Como señaló el economista británico Roger Bootle en su libro de 1996 La muerte
de la inflación, el efecto abaratador de la globalización influyó mucho más
sobre el nivel de precios que las políticas antiinflacionarias de los bancos
centrales. De hecho, la experiencia poscrisis con la flexibilización
cuantitativa evidencia la relativa incapacidad de la política monetaria para
compensar la tendencia deflacionaria global. De 2009 a 2011, el Banco de
Inglaterra inyectó 375.000 millones de libras (578.000 millones de dólares) en
la economía británica, para “volver a la meta de inflación”. En un lapso algo
mayor, la Reserva Federal inyectó tres billones de dólares. Como mucho, esta enorme
expansión monetaria sólo produjo un “pico” inflacionario temporal. Como dice el
dicho: “Uno puede llevar el caballo al agua, pero no obligarlo a beber”. No se
puede forzar a la gente a gastar dinero si tiene buenos motivos para no
hacerlo. Es improbable que las empresas inviertan en un contexto de negocios
incierto y que las familias se pongan a consumir cuando están enterradas en
deudas. Es una verdad que el BCE descubrirá muy pronto con su propio programa
de expansión monetaria por un billón de euros con el que busca estimular la
estancada economía de la eurozona. ¿Qué pasará con la recuperación si caemos en
lo que a modo de eufemismo algunos llaman “inflación negativa”?

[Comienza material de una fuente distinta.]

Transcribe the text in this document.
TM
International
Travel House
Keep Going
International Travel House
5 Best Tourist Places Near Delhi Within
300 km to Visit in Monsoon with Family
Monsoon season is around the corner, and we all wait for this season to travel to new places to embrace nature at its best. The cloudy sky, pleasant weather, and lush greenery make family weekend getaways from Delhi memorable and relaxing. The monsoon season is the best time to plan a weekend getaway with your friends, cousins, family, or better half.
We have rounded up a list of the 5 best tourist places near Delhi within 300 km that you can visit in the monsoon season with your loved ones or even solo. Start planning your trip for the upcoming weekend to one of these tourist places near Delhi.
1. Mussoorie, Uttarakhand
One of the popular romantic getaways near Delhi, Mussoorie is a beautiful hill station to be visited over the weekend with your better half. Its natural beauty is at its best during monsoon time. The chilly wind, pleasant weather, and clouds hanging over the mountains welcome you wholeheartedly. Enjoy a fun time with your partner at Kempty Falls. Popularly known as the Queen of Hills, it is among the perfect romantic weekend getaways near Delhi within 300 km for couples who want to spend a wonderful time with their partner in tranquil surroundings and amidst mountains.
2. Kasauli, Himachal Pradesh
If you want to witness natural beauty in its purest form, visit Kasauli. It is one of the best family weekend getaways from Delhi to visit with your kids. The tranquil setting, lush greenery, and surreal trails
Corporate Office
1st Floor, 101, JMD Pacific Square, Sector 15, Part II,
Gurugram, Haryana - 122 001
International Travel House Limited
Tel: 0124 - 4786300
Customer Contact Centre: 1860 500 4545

La opinión comúnmente aceptada
indica que el efecto sobre la producción y el empleo ha de ser perjudicial.
Keynes lo explicó en 1923: “el hecho de la caída de precios perjudica a los
empresarios; en consecuencia, el temor a la caída de precios los lleva a
protegerse limitando sus operaciones”. Pero a muchos analistas no les preocupa una
reducción de precios, ya que distinguen entre “desinflación benéfica” y
“deflación dañina”. Lo primero supone aumento del ingreso real para
prestamistas, pensionados y trabajadores, además de abaratamiento de la energía
para la industria. Todos los sectores de la economía gastarán más y eso
impulsará la producción y el empleo (al tiempo que sostendrá el nivel de
precios). En cambio, la “deflación dañina” supone un aumento de las deudas en
términos reales. Los deudores están obligados por contrato a pagar cada año una
suma fija en concepto de interés.
Si el dinero se revaloriza (al caer
los precios), el interés que pagan les cuesta más (medido por los bienes y
servicios que podrían comprar con ese dinero) que si los precios se hubieran
mantenido. (En el otro sentido, el caso inflacionario, los intereses les
costarán menos.) De modo que la deflación de precios implica inflación de
deudas; y a mayor endeudamiento, menos gasto. Con las enormes deudas que aún
tienen los sectores público y privado, la deflación dañina sería, como señala
Bootle, “una pesadilla indescriptible”. ¿Cómo evitar que la desinflación
benéfica se convierta en deflación dañina? Los apóstoles de la expansión
monetaria creen que basta con acelerar la máquina de imprimir billetes. Pero si
no funcionó estos últimos años, ¿por qué va a hacerlo en el futuro? Para evitar
la deflación (y así sostener la recuperación económica) parece necesaria una de
dos condiciones: un veloz retroceso del abaratamiento de la energía o una
política deliberada tendiente a elevar la producción y el empleo por medio de
la inversión pública (algo que, paralelamente, produciría un aumento de
precios). Pero esto obligaría a abandonar el objetivo prioritario de reducir el
déficit. Lo primero es una eventualidad impredecible; lo segundo, ningún
gobierno está dispuesto a hacerlo. Así que lo más probable es que sigamos viendo más de lo
mismo: una economía semiestancada por tiempo indeterminado.